Historically, PP has been significantly cheaper to purchase as a raw material than has PET. PP has been known to better withstand the high temperatures associated with hot-fill products than has PET. PP has been known to have a lower glass transition temperature, is semi-crystalline and crystallizes at a lower temperature than PET. Additionally, PP has been known to have less built in strain than PET.
Beneficially, the melt temperature of most commercial grade PP has been known to be substantially lower than that of PET, bringing the PP melt temperature closer to that of EVOH. Unfortunately traditional PP did not readily bond to most commercially feasible barrier materials. Failure to bond a barrier layer to an adjacent structural layer (such as of PET or PP) was made obvious to the naked eye due to reflection or refraction of light and detracted from the clarity and aesthetics of a resulting structure. Known PP containers with barrier protection therefore employed a discrete layer of an adhesive agent between a barrier layer and each adjacent PP layer to assure interlayer adhesion. This discrete layer of adhesive agent significantly reduced the clarity (i.e. increased the haze value) of the container. Moreover, known PP containers having a barrier layer were restricted to extrusion blow molding and the mono-axial orientation afforded thereby. The mono-axial orientation afforded by extrusion blow molding left the PP with significantly higher haze values than its PET counterpart.
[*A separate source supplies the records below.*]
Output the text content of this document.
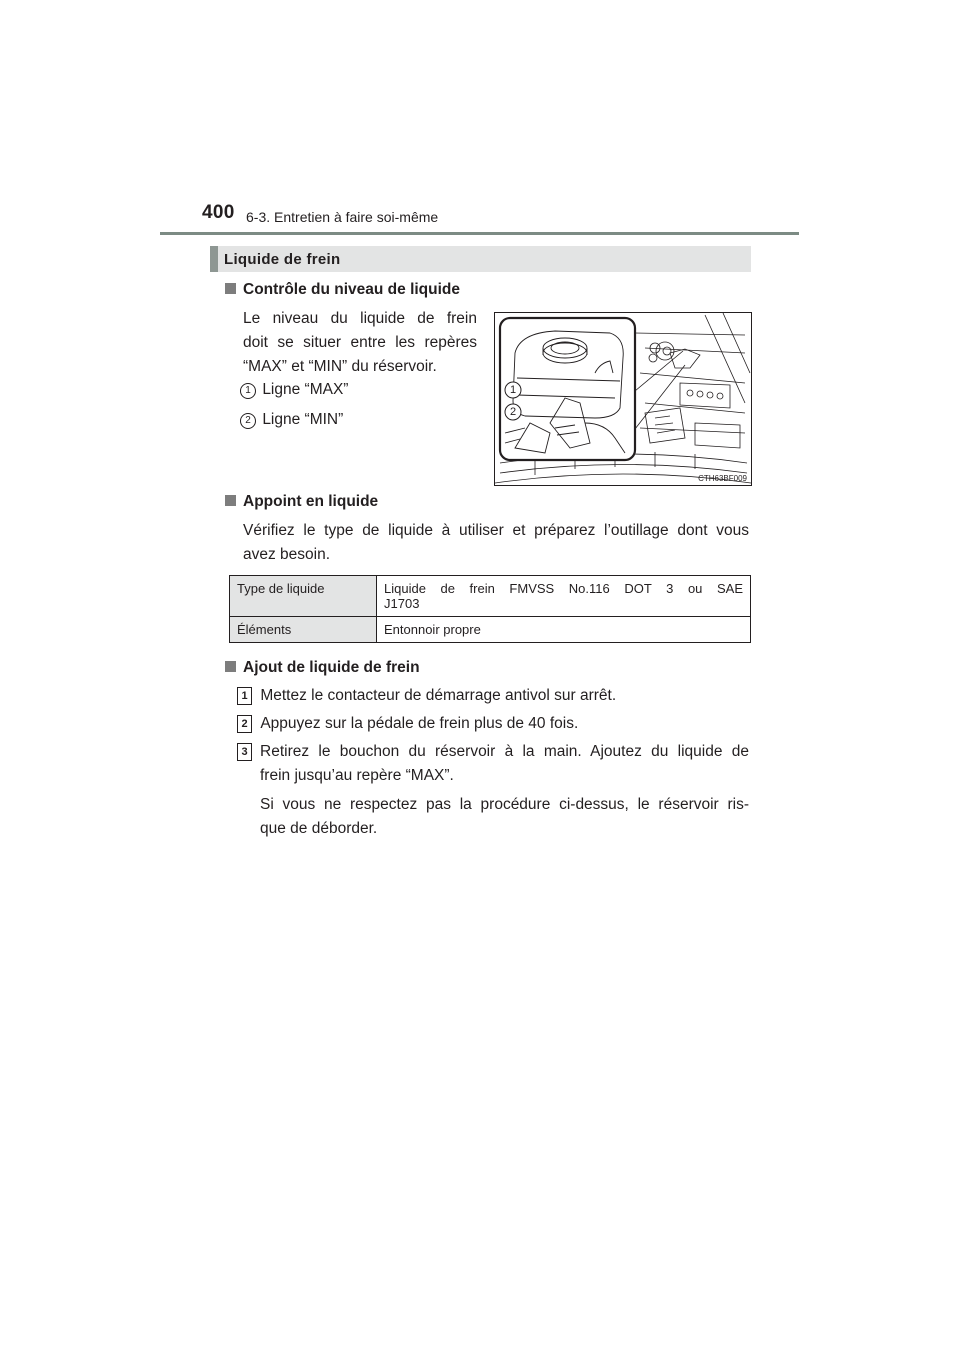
400 6-3. Entretien à faire soi-même
Liquide de frein
Contrôle du niveau de liquide
Le niveau du liquide de frein
doit se situer entre les repères
“MAX” et “MIN” du réservoir.
1 Ligne “MAX”
2 Ligne “MIN”
1
2
CTH63BF009
Appoint en liquide
Vérifiez le type de liquide à utiliser et préparez l’outillage dont vous
avez besoin.
Type de liquide	Liquide de frein FMVSS No.116 DOT 3 ou SAE
J1703

Éléments	Entonnoir propre
Ajout de liquide de frein
1 Mettez le contacteur de démarrage antivol sur arrêt.
2 Appuyez sur la pédale de frein plus de 40 fois.
3 Retirez le bouchon du réservoir à la main. Ajoutez du liquide de
frein jusqu’au repère “MAX”.
Si vous ne respectez pas la procédure ci-dessus, le réservoir ris-
que de déborder.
Having been burdened with the discrete layer of adhesive agent and being afforded only the monoaxial orientation of extrusion blow molding, known PP containers with barrier protection suffered from high haze values. Known PP containers with barrier protection have haze values of approximately 40-70%. Despite the advantages of PP, PET has, therefore, long been the material of choice for barrier containers when low haze was desired.